Evangelisches Krankenhaus bekommt neuen Namen

In "Marienkrankenhaus Schützenstraße" umgetauft werden soll das Evangelische Krankenhaus nach dem Kauf durch den Mitbewerber vor Ort im Sommer dieses Jahres. Und auch das Marienkrankenhaus selbst bekommt zur eindeutigen Unterscheidung bald einen Zusatz im Namen.

SCHWERTE.. Zur eindeutigen Unterscheidung erhält das Stammhaus des katholischen Krankenhauses den Zusatz "Marienkrankenhaus Goethestraße". "Wir haben die Lösung auch in Mitarbeiterkreisen diskutiert", berichtet Monika Hilsmann, die die Standortleitung an der Schützenstraße übernommen hat: "Das fanden alle gut."

Der Name Marienkrankenhaus sei als Marke bekannt, so dass darauf nicht verzichtet werden sollte. Außerdem genießt er einen guten Ruf.

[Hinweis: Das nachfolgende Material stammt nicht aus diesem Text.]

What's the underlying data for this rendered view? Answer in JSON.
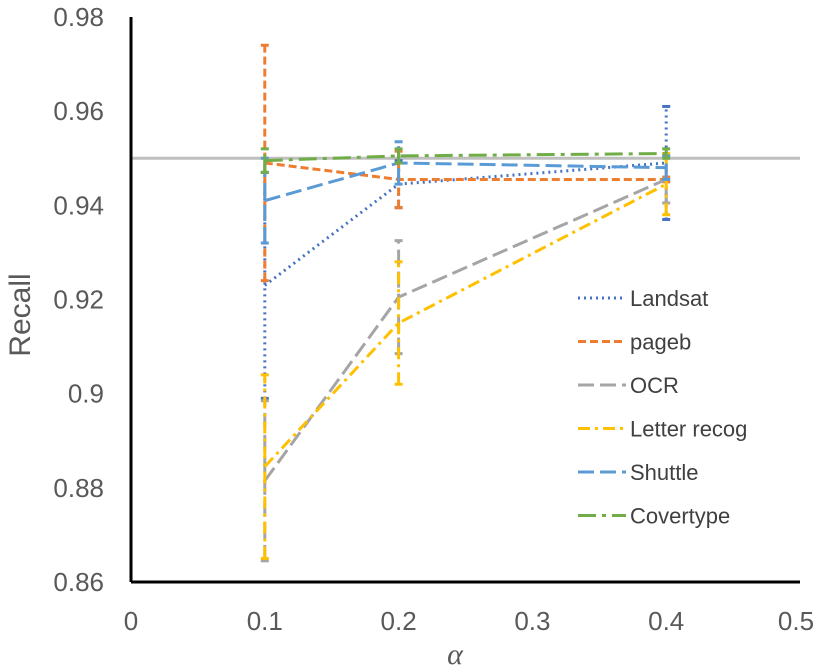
{
  "chart_data": {
    "type": "line",
    "title": "",
    "xlabel": "α",
    "ylabel": "Recall",
    "xlim": [
      0,
      0.5
    ],
    "ylim": [
      0.86,
      0.98
    ],
    "x_ticks": [
      0,
      0.1,
      0.2,
      0.3,
      0.4,
      0.5
    ],
    "x_tick_labels": [
      "0",
      "0.1",
      "0.2",
      "0.3",
      "0.4",
      "0.5"
    ],
    "y_ticks": [
      0.86,
      0.88,
      0.9,
      0.92,
      0.94,
      0.96,
      0.98
    ],
    "y_tick_labels": [
      "0.86",
      "0.88",
      "0.9",
      "0.92",
      "0.94",
      "0.96",
      "0.98"
    ],
    "grid": false,
    "legend_position": "right",
    "reference_line": {
      "y": 0.95,
      "color": "#bfbfbf"
    },
    "x": [
      0.1,
      0.2,
      0.4
    ],
    "series": [
      {
        "name": "Landsat",
        "color": "#4472c4",
        "dash": "dot",
        "values": [
          0.923,
          0.9445,
          0.949
        ],
        "error": [
          0.024,
          0.005,
          0.012
        ]
      },
      {
        "name": "pageb",
        "color": "#ed7d31",
        "dash": "dash",
        "values": [
          0.949,
          0.9455,
          0.9455
        ],
        "error": [
          0.025,
          0.006,
          0.0005
        ]
      },
      {
        "name": "OCR",
        "color": "#a5a5a5",
        "dash": "longdash",
        "values": [
          0.8815,
          0.9205,
          0.9455
        ],
        "error": [
          0.017,
          0.012,
          0.005
        ]
      },
      {
        "name": "Letter recog",
        "color": "#ffc000",
        "dash": "dashdot",
        "values": [
          0.8845,
          0.915,
          0.9445
        ],
        "error": [
          0.0195,
          0.013,
          0.0065
        ]
      },
      {
        "name": "Shuttle",
        "color": "#5b9bd5",
        "dash": "longdash",
        "values": [
          0.941,
          0.949,
          0.948
        ],
        "error": [
          0.009,
          0.0045,
          0.0025
        ]
      },
      {
        "name": "Covertype",
        "color": "#70ad47",
        "dash": "longdashdot",
        "values": [
          0.9495,
          0.9505,
          0.951
        ],
        "error": [
          0.0025,
          0.0015,
          0.001
        ]
      }
    ]
  }
}
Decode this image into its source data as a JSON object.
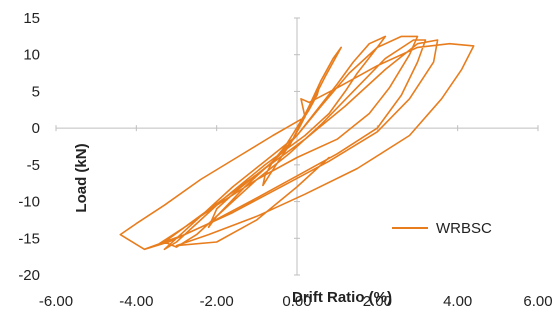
{
  "chart_data": {
    "type": "line",
    "title": "",
    "xlabel": "Drift Ratio (%)",
    "ylabel": "Load (kN)",
    "xlim": [
      -6,
      6
    ],
    "ylim": [
      -20,
      15
    ],
    "x_ticks": [
      "-6.00",
      "-4.00",
      "-2.00",
      "0.00",
      "2.00",
      "4.00",
      "6.00"
    ],
    "y_ticks": [
      "15",
      "10",
      "5",
      "0",
      "-5",
      "-10",
      "-15",
      "-20"
    ],
    "grid": false,
    "legend_position": "lower-right",
    "series": [
      {
        "name": "WRBSC",
        "color": "#E87D1E",
        "points": [
          [
            0,
            0
          ],
          [
            0.15,
            1.2
          ],
          [
            0.3,
            2.5
          ],
          [
            0.45,
            4.0
          ],
          [
            0.55,
            5.5
          ],
          [
            0.5,
            4.5
          ],
          [
            0.3,
            2.8
          ],
          [
            0.1,
            1.0
          ],
          [
            -0.1,
            -0.8
          ],
          [
            -0.3,
            -2.5
          ],
          [
            -0.6,
            -4.5
          ],
          [
            -0.8,
            -6.5
          ],
          [
            -0.85,
            -7.8
          ],
          [
            -0.7,
            -6.5
          ],
          [
            -0.4,
            -4.0
          ],
          [
            -0.15,
            -2.0
          ],
          [
            0.05,
            0.2
          ],
          [
            0.3,
            3.0
          ],
          [
            0.6,
            6.5
          ],
          [
            0.9,
            9.5
          ],
          [
            1.1,
            11.0
          ],
          [
            1.0,
            10.0
          ],
          [
            0.7,
            7.0
          ],
          [
            0.4,
            3.8
          ],
          [
            0.1,
            0.5
          ],
          [
            -0.2,
            -2.5
          ],
          [
            -0.7,
            -5.0
          ],
          [
            -1.5,
            -8.5
          ],
          [
            -2.0,
            -11.0
          ],
          [
            -2.2,
            -13.5
          ],
          [
            -2.0,
            -12.0
          ],
          [
            -1.3,
            -8.0
          ],
          [
            -0.6,
            -4.5
          ],
          [
            0.0,
            -1.0
          ],
          [
            0.5,
            2.5
          ],
          [
            1.0,
            6.0
          ],
          [
            1.4,
            9.0
          ],
          [
            1.8,
            11.5
          ],
          [
            2.2,
            12.5
          ],
          [
            2.0,
            11.0
          ],
          [
            1.5,
            7.5
          ],
          [
            1.2,
            5.0
          ],
          [
            0.8,
            2.0
          ],
          [
            0.2,
            -1.0
          ],
          [
            -0.8,
            -5.0
          ],
          [
            -1.8,
            -9.5
          ],
          [
            -2.5,
            -13.0
          ],
          [
            -3.0,
            -15.5
          ],
          [
            -3.3,
            -16.5
          ],
          [
            -3.0,
            -15.0
          ],
          [
            -2.4,
            -12.0
          ],
          [
            -1.6,
            -8.0
          ],
          [
            -0.8,
            -4.5
          ],
          [
            0.0,
            -1.0
          ],
          [
            0.6,
            3.0
          ],
          [
            1.3,
            7.5
          ],
          [
            2.0,
            11.0
          ],
          [
            2.6,
            12.5
          ],
          [
            3.0,
            12.5
          ],
          [
            2.8,
            10.0
          ],
          [
            2.3,
            5.5
          ],
          [
            1.8,
            2.0
          ],
          [
            1.0,
            -1.5
          ],
          [
            0.0,
            -4.0
          ],
          [
            -1.0,
            -7.0
          ],
          [
            -2.0,
            -10.5
          ],
          [
            -2.8,
            -13.5
          ],
          [
            -3.3,
            -15.5
          ],
          [
            -3.0,
            -16.2
          ],
          [
            -2.5,
            -14.5
          ],
          [
            -1.8,
            -11.0
          ],
          [
            -1.0,
            -7.0
          ],
          [
            -0.2,
            -3.5
          ],
          [
            0.6,
            0.5
          ],
          [
            1.4,
            5.0
          ],
          [
            2.2,
            9.5
          ],
          [
            2.9,
            12.0
          ],
          [
            3.2,
            12.0
          ],
          [
            3.0,
            9.0
          ],
          [
            2.6,
            4.5
          ],
          [
            2.0,
            0.0
          ],
          [
            1.0,
            -3.5
          ],
          [
            0.0,
            -6.5
          ],
          [
            -1.0,
            -9.5
          ],
          [
            -2.2,
            -13.0
          ],
          [
            -3.2,
            -15.5
          ],
          [
            -3.8,
            -16.5
          ],
          [
            -3.5,
            -16.0
          ],
          [
            -2.8,
            -13.5
          ],
          [
            -1.8,
            -9.5
          ],
          [
            -0.8,
            -5.5
          ],
          [
            0.2,
            -1.5
          ],
          [
            1.2,
            3.0
          ],
          [
            2.2,
            8.0
          ],
          [
            3.0,
            11.5
          ],
          [
            3.5,
            12.0
          ],
          [
            3.4,
            9.0
          ],
          [
            2.8,
            4.0
          ],
          [
            2.0,
            -0.5
          ],
          [
            0.8,
            -4.5
          ],
          [
            -0.4,
            -8.0
          ],
          [
            -1.6,
            -11.5
          ],
          [
            -2.8,
            -14.5
          ],
          [
            -3.8,
            -16.5
          ],
          [
            -4.4,
            -14.5
          ],
          [
            -4.0,
            -13.0
          ],
          [
            -3.3,
            -10.5
          ],
          [
            -2.4,
            -7.0
          ],
          [
            -1.5,
            -4.0
          ],
          [
            -0.6,
            -1.0
          ],
          [
            0.2,
            1.5
          ],
          [
            0.1,
            4.0
          ],
          [
            0.3,
            3.5
          ],
          [
            1.0,
            5.5
          ],
          [
            2.0,
            8.5
          ],
          [
            3.0,
            11.0
          ],
          [
            3.8,
            11.5
          ],
          [
            4.4,
            11.2
          ],
          [
            4.1,
            8.0
          ],
          [
            3.6,
            4.0
          ],
          [
            2.8,
            -1.0
          ],
          [
            1.5,
            -5.5
          ],
          [
            0.2,
            -9.0
          ],
          [
            -1.0,
            -12.0
          ],
          [
            -2.2,
            -14.5
          ],
          [
            -3.0,
            -16.0
          ],
          [
            -2.0,
            -15.5
          ],
          [
            -1.0,
            -12.5
          ],
          [
            0.0,
            -8.0
          ],
          [
            0.8,
            -4.0
          ]
        ]
      }
    ]
  }
}
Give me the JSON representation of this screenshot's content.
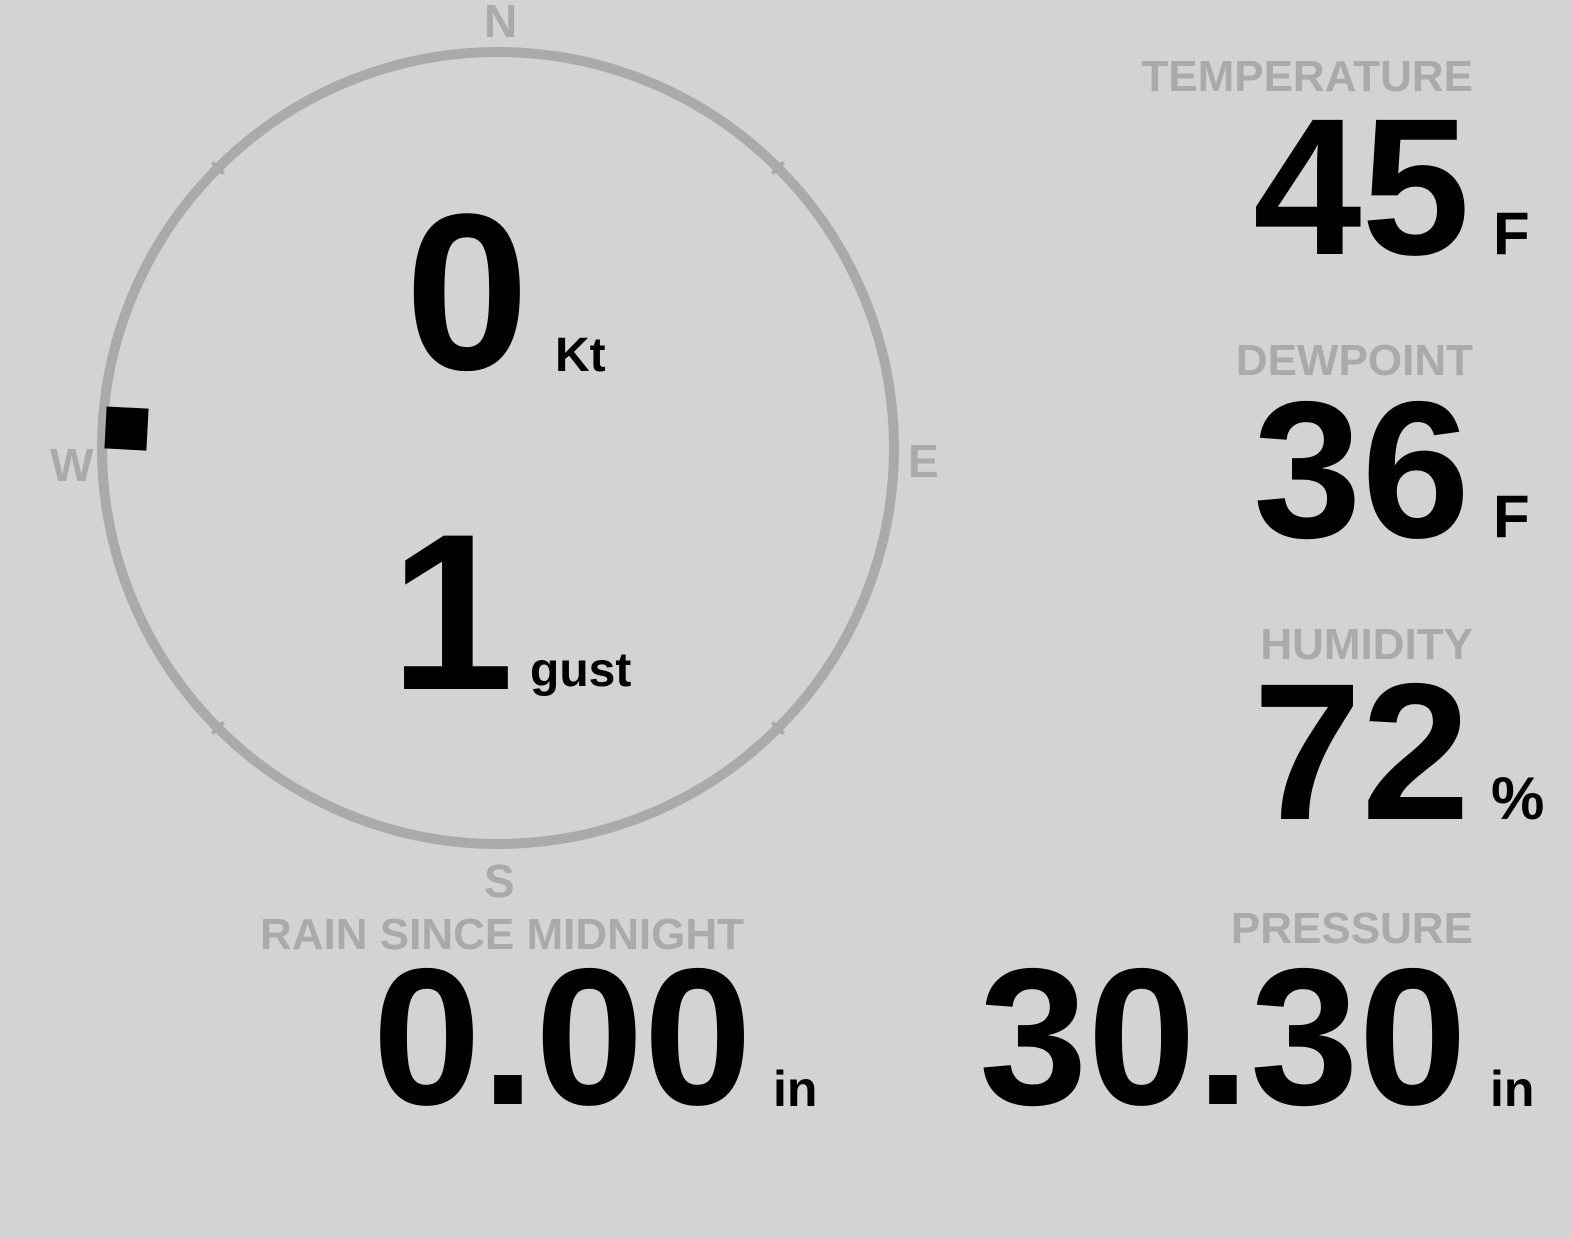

Namensänderung: Antrag bei der Bezirksregierung

Bevor neue Schilder aufgestellt werden können, müsse die Namensänderung allerdings bei der Bezirksregierung beantragt werden, erläutert Monika Hilsmann. Das könne geschehen, sobald die Behörden der Übernahme der Klinik zugestimmt hätten. Nachdem die Bezirksregierung Arnsberg ihre Genehmigung schon erteilt habe, ist nun noch das NRW-Gesundheitsministerium gefragt. Doch auch ohne gemeinsamen Namen wachsen die beiden Kliniken schon zusammen, seit das Marienkrankenhaus zum 1. August die gemeinsame wirtschaftliche Verantwortung hat. Zu den bisher rund 750 Mitarbeitern kamen auf einen Schlag 180 neue Kollegen von der Schützenstraße hinzu - und festigten die Position des Marienkrankenhauses als größten Arbeitgeber der Ruhrstadt.

Gemeinsame EDV erleichtert Zusammenarbeit

Zur reibungslosen Zusammenarbeit haben die Techniker eine Richtfunkstrecke eingerichtet, die die Elektronische Datenverarbeitung (EDV) beider Standorte verbindet. Mitarbeiter, die dort zwischen ihren Arbeitsplätzen pendeln, haben somit sofort Zugriff auf alle nötigen Daten. Die EDV und der Technische Dienst gehören auch zu den ersten Abteilungen, die für beide Häuser zusammengelegt wurden.

Auf der anderen Seite muss gleichzeitig die Abkopplung vom benachbarten Klara-Röhrscheidt-Haus vorgenommen werden, das bei der Diakonie Mark-Ruhr verblieben ist. Das Seniorenheim erhält dabei unter anderem eine eigene Telefonnummer.